Придвинув к себе тушечницу, Гэндзи набросал на листке бумаги:
– Бедняжка! – проговорил он, ни к кому не обращаясь…
«Похоже, он и в самом деле был искренне привязан к той женщине, – подумала госпожа, – а поскольку девушка – живая память о ней…»
Великий министр рассказал о новой своей подопечной господину Тюдзё, выразив надежду, что тот не оставит ее заботами, и юноша не преминул наведаться к ней.
– Я хорошо понимаю, сколь мало значу для вас, и все же не могу не сожалеть, что вы не обратились прежде всего ко мне.
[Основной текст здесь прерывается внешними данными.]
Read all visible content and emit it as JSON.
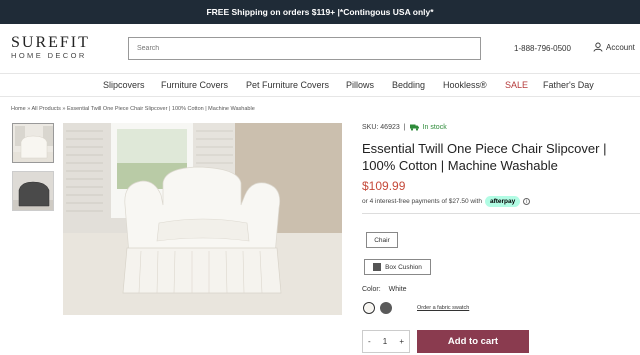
{
  "promo": {
    "text": "FREE Shipping on orders $119+ |*Contingous USA only*"
  },
  "header": {
    "logo_top": "SUREFIT",
    "logo_bottom": "HOME DECOR",
    "search_placeholder": "Search",
    "phone": "1-888-796-0500",
    "account_label": "Account"
  },
  "nav": {
    "items": [
      {
        "label": "Slipcovers"
      },
      {
        "label": "Furniture Covers"
      },
      {
        "label": "Pet Furniture Covers"
      },
      {
        "label": "Pillows"
      },
      {
        "label": "Bedding"
      },
      {
        "label": "Hookless®"
      },
      {
        "label": "SALE"
      },
      {
        "label": "Father's Day"
      }
    ]
  },
  "breadcrumb": "Home  »  All Products  »  Essential Twill One Piece Chair Slipcover | 100% Cotton | Machine Washable",
  "product": {
    "sku": "SKU: 46923",
    "stock": "In stock",
    "title": "Essential Twill One Piece Chair Slipcover | 100% Cotton | Machine Washable",
    "price": "$109.99",
    "afterpay_text": "or 4 interest-free payments of $27.50 with",
    "afterpay_badge": "afterpay",
    "option_chair": "Chair",
    "option_box_cushion": "Box Cushion",
    "color_label": "Color:",
    "color_value": "White",
    "swatch_link": "Order a fabric swatch",
    "quantity": "1",
    "qty_minus": "-",
    "qty_plus": "+",
    "add_to_cart": "Add to cart"
  },
  "colors": {
    "promo_bg": "#1f2b37",
    "price": "#c54a3a",
    "in_stock": "#2e8b3a",
    "sale": "#b43a3a",
    "add_to_cart": "#8a3b4f",
    "afterpay_badge": "#b2fce4"
  },
  "icons": {
    "account": "user-icon",
    "stock": "truck-icon",
    "info": "info-icon",
    "box_cushion": "cushion-swatch-icon"
  }
}
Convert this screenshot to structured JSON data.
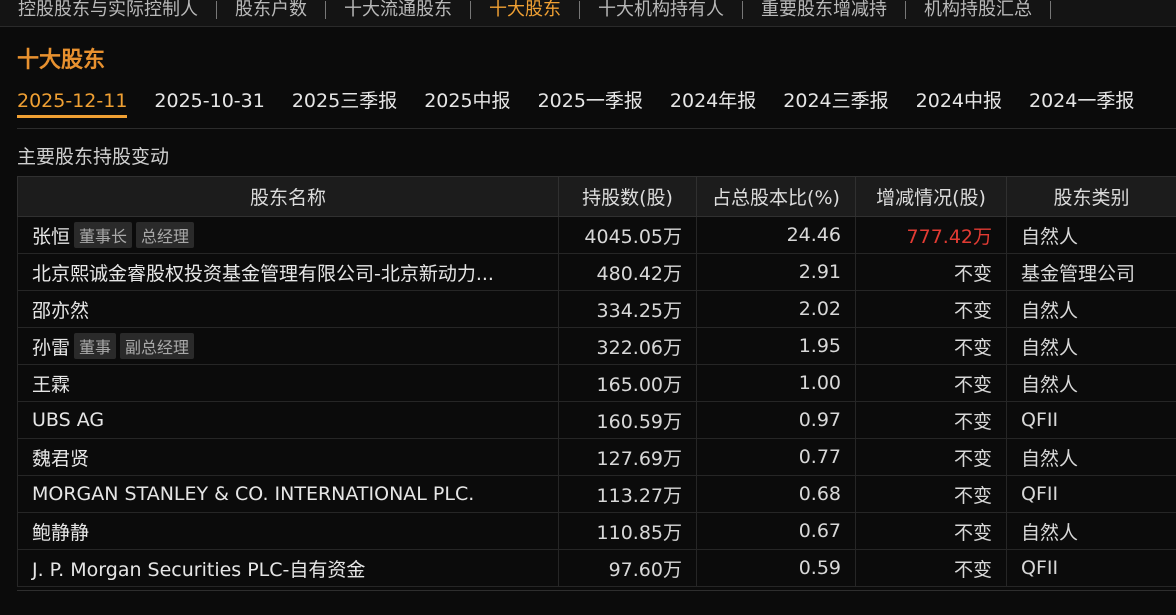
{
  "top_nav": [
    "控股股东与实际控制人",
    "股东户数",
    "十大流通股东",
    "十大股东",
    "十大机构持有人",
    "重要股东增减持",
    "机构持股汇总"
  ],
  "top_nav_active": 3,
  "section_title": "十大股东",
  "periods": [
    "2025-12-11",
    "2025-10-31",
    "2025三季报",
    "2025中报",
    "2025一季报",
    "2024年报",
    "2024三季报",
    "2024中报",
    "2024一季报"
  ],
  "active_period": 0,
  "subtitle": "主要股东持股变动",
  "columns": [
    "股东名称",
    "持股数(股)",
    "占总股本比(%)",
    "增减情况(股)",
    "股东类别"
  ],
  "rows": [
    {
      "name": "张恒",
      "tags": [
        "董事长",
        "总经理"
      ],
      "shares": "4045.05万",
      "ratio": "24.46",
      "change": "777.42万",
      "change_up": true,
      "type": "自然人"
    },
    {
      "name": "北京熙诚金睿股权投资基金管理有限公司-北京新动力...",
      "tags": [],
      "shares": "480.42万",
      "ratio": "2.91",
      "change": "不变",
      "change_up": false,
      "type": "基金管理公司"
    },
    {
      "name": "邵亦然",
      "tags": [],
      "shares": "334.25万",
      "ratio": "2.02",
      "change": "不变",
      "change_up": false,
      "type": "自然人"
    },
    {
      "name": "孙雷",
      "tags": [
        "董事",
        "副总经理"
      ],
      "shares": "322.06万",
      "ratio": "1.95",
      "change": "不变",
      "change_up": false,
      "type": "自然人"
    },
    {
      "name": "王霖",
      "tags": [],
      "shares": "165.00万",
      "ratio": "1.00",
      "change": "不变",
      "change_up": false,
      "type": "自然人"
    },
    {
      "name": "UBS AG",
      "tags": [],
      "shares": "160.59万",
      "ratio": "0.97",
      "change": "不变",
      "change_up": false,
      "type": "QFII"
    },
    {
      "name": "魏君贤",
      "tags": [],
      "shares": "127.69万",
      "ratio": "0.77",
      "change": "不变",
      "change_up": false,
      "type": "自然人"
    },
    {
      "name": "MORGAN STANLEY & CO. INTERNATIONAL PLC.",
      "tags": [],
      "shares": "113.27万",
      "ratio": "0.68",
      "change": "不变",
      "change_up": false,
      "type": "QFII"
    },
    {
      "name": "鲍静静",
      "tags": [],
      "shares": "110.85万",
      "ratio": "0.67",
      "change": "不变",
      "change_up": false,
      "type": "自然人"
    },
    {
      "name": "J. P. Morgan Securities PLC-自有资金",
      "tags": [],
      "shares": "97.60万",
      "ratio": "0.59",
      "change": "不变",
      "change_up": false,
      "type": "QFII"
    }
  ],
  "colors": {
    "accent": "#f0a033",
    "up": "#e23b33",
    "background": "#0b0b0b"
  }
}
Я даже не участвовал в вашем переезде… – сказал он весьма учтиво, повергнув в замешательство дам, которым открыто было истинное положение вещей.
Прежде девушке казалось, что не может быть жилища роскошнее дома покойного Дадзай-но сёни на Цукуси, но, увидев дом Великого министра… Здесь все до мелочей поражало изысканностью и благородным изяществом, люди же, ее окружавшие, были один прекраснее другого, так что даже Сандзё пришлось признать, что столь превозносимый ею прежде Дайни по сравнению с ними был просто ничтожеством. А уж воинственного Таю-но гэна она и вспомнить не могла без ужаса.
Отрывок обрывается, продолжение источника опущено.